Wolfgang, sommersprossig, gutaussehend und mit einem Schopf dichter blonder Haare, verkörperte perfekt das Klischee des Sunnyboys. Schon deshalb fühlte sich Anne wahrscheinlich in seiner Gegenwart unbehaglich.
„Ich störe ja höchst ungern.“ Carla, die Sekretärin des Redaktionsleiters, streckte ihren Kopf aus dem Zimmer. „Aber wollt ihr euer Meeting nicht auf später vertagen, Wieland wird gleich hier sein … Hallo, Anne.“
Carlas Gutmütigkeit den Kollegen gegenüber sah ihr Chef gar nicht gern. Deshalb wurde sie auch trotz ihrer engen Zusammenarbeit mit Wieland von allen heiß geliebt.
„Man hört euch schon am Eingang.“ Kurt Falser, Wielands Stellvertreter und Annes Mentor, seit sie beim Tagblatt war, tauchte am Ende der Wendeltreppe auf. „Aber ich hätte es mir denken können, dass Anne wieder da sein muss und alle Redakteure um sich schart.“ Ein gutmütiges Lächeln zuckte um seine Mundwinkel, während er sich über seine Geheimratsecken strich.

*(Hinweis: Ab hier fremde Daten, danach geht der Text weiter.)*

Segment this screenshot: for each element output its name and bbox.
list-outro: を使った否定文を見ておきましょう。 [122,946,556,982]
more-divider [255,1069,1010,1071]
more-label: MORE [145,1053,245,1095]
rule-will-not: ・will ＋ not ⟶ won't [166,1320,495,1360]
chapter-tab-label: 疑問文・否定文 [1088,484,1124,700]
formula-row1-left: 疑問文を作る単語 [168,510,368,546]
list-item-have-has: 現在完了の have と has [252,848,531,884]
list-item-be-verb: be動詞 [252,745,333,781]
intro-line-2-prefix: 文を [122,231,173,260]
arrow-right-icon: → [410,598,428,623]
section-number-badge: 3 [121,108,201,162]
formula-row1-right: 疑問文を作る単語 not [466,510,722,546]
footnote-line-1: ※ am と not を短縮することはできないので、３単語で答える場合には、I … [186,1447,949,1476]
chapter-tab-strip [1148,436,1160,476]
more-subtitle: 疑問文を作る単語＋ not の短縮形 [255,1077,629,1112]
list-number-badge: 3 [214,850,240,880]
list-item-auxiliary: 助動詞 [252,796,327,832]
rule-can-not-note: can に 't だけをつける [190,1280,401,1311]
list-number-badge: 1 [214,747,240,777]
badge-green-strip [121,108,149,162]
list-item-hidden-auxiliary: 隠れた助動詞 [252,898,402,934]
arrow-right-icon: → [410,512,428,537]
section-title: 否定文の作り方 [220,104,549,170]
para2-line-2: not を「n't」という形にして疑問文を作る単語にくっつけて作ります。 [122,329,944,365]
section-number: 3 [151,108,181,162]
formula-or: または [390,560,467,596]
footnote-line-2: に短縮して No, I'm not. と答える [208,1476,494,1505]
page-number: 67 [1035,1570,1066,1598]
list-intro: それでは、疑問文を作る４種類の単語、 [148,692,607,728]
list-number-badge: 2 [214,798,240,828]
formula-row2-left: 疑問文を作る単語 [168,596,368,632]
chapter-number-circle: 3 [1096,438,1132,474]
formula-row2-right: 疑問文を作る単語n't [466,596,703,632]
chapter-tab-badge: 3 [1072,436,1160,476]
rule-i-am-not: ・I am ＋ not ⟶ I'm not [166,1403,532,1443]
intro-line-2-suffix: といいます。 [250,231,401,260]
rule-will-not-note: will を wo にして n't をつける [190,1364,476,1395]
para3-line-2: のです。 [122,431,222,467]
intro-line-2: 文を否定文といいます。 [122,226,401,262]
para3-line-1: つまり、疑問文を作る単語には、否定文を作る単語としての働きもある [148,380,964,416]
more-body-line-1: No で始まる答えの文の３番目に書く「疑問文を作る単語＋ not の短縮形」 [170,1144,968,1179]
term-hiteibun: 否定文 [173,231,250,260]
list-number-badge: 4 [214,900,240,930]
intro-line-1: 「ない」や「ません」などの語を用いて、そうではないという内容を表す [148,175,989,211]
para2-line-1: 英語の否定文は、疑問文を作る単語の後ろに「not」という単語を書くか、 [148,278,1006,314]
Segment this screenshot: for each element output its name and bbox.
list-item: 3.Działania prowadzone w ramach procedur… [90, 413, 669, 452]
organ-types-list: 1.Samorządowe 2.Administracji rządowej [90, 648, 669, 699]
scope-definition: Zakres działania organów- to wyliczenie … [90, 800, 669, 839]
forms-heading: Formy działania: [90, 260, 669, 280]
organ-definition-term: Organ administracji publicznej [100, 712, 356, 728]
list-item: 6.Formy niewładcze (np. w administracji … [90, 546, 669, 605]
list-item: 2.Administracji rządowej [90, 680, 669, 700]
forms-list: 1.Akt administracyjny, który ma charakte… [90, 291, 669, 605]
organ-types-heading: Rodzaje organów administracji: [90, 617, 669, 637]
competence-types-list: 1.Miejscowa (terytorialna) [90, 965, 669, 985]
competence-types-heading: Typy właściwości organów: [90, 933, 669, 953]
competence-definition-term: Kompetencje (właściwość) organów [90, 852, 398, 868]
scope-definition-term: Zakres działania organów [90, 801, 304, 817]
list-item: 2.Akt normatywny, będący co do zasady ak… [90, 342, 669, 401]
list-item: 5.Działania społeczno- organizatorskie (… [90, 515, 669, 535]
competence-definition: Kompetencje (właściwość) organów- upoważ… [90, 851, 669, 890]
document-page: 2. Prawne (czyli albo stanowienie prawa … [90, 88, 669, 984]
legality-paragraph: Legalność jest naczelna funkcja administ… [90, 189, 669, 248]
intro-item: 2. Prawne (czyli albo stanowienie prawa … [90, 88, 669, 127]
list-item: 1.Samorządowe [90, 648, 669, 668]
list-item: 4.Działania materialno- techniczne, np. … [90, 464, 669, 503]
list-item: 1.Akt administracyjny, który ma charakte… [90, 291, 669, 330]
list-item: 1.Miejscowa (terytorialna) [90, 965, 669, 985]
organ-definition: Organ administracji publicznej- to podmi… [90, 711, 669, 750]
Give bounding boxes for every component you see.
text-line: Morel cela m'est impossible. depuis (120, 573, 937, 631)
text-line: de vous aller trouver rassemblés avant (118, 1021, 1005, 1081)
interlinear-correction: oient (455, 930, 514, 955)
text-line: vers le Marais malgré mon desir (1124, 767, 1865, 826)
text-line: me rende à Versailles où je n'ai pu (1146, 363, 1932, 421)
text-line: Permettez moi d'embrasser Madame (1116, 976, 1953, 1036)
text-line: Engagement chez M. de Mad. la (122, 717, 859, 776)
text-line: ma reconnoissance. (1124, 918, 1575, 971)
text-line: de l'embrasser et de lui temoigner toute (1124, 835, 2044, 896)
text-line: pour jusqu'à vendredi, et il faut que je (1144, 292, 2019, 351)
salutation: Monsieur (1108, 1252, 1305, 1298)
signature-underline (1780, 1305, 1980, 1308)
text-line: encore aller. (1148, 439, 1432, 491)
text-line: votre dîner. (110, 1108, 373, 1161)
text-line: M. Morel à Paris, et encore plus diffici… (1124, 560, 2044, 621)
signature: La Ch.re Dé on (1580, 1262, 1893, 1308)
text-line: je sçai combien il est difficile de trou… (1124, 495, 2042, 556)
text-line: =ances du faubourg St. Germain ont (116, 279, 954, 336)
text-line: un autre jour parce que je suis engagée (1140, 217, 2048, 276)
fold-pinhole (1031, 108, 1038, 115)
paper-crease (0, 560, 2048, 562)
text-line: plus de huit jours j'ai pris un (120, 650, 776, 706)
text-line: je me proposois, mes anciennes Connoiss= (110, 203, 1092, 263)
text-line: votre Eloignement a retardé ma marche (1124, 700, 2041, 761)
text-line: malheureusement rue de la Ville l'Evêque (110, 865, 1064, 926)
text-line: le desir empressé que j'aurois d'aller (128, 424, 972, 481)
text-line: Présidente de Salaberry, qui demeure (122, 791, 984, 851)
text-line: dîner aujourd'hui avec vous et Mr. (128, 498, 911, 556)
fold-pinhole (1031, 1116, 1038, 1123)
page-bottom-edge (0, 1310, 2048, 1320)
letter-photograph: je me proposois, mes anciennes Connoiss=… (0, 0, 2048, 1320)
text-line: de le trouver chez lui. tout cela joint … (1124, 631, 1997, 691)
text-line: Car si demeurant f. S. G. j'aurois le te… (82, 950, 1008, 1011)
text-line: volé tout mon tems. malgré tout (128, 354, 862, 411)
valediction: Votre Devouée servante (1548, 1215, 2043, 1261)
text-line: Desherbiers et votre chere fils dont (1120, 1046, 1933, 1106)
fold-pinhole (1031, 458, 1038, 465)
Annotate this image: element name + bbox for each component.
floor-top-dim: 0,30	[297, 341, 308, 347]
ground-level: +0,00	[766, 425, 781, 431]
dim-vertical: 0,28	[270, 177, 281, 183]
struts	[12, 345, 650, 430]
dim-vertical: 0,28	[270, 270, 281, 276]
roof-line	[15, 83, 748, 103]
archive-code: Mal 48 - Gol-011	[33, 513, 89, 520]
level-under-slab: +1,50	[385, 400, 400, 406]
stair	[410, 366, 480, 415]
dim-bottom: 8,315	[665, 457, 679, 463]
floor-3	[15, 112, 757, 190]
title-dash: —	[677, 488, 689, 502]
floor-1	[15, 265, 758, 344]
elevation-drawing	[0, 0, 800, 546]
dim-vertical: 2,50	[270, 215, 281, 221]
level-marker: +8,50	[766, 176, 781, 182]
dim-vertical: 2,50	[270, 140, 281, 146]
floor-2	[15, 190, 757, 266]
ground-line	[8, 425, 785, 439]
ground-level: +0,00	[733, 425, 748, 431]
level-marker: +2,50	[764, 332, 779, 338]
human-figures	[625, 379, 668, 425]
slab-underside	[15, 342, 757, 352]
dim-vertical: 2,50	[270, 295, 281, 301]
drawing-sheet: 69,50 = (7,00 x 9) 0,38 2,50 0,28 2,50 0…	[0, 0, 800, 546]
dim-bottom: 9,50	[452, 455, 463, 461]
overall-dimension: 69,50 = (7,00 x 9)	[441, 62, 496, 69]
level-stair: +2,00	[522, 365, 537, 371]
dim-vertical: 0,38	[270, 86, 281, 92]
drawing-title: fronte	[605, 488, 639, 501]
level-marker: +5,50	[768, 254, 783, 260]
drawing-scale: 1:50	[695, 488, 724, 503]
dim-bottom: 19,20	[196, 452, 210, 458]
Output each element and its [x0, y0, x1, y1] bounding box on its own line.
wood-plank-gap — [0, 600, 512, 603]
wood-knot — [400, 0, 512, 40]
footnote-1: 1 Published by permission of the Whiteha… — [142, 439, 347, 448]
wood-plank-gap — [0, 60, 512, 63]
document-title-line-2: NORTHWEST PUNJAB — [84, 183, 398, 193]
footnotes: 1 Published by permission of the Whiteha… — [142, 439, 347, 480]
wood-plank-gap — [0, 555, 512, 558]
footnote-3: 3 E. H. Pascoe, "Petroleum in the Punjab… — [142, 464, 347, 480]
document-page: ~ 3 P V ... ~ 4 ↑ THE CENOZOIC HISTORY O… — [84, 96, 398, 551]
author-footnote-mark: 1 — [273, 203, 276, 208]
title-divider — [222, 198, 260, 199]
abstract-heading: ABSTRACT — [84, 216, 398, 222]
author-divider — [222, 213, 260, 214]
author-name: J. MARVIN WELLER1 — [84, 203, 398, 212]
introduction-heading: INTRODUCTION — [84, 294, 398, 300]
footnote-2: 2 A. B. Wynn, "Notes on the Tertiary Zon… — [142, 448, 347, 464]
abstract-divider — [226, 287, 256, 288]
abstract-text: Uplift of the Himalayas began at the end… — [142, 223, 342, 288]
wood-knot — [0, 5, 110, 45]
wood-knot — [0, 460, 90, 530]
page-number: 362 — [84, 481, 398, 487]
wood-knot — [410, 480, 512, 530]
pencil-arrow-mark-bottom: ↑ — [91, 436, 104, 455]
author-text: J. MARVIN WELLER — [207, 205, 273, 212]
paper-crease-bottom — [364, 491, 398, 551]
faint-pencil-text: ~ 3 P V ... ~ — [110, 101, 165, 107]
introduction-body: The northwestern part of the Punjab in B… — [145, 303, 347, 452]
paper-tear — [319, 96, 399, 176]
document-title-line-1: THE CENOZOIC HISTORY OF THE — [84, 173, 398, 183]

„Es reicht“, schaltete sich jetzt Phil ein, „komm mit, Anne, ich muss dir noch ein paar Unterlagen geben, wir beide müssen in einer Stunde im Rathaus sein, Ordensverleihung für verdiente Kommunalpolitiker.“ Warum hatte Phils Ton jetzt scharf geklungen?, fragte sich Anne.
Sie schickte sich zum Gehen an und erstarrte plötzlich. Die Tür zu Wielands Zimmer war geöffnet und im Türrahmen stand er selbst. Sein rundes Gesicht war gerötet, noch betont durch die akkurat gebundene rote Krawatte. Er hatte bereits sein Jackett ausgezogen und auf dem weißen Hemd leuchtete sie wie ein Fanal. Wie lange stand er wohl schon dort? Er räusperte sich, bevor er zu sprechen begann, und alle Gesichter wandten sich in seine Richtung.
„Frau Anne Michel ist wieder da, wie ich sehe – oder besser höre … Ich schätze Mitarbeiter, die dazulernen können – sie war doch in einem Robinson-Club auf Kreta, oder?“ Er lachte wiehernd. „Bilden die eigentlich auch Animateure – äh – Animierdamen aus?“
Bis auf Phil lachten alle und Anne fühlte sich, als habe man ihr einen Eimer kaltes Wasser übergeschüttet.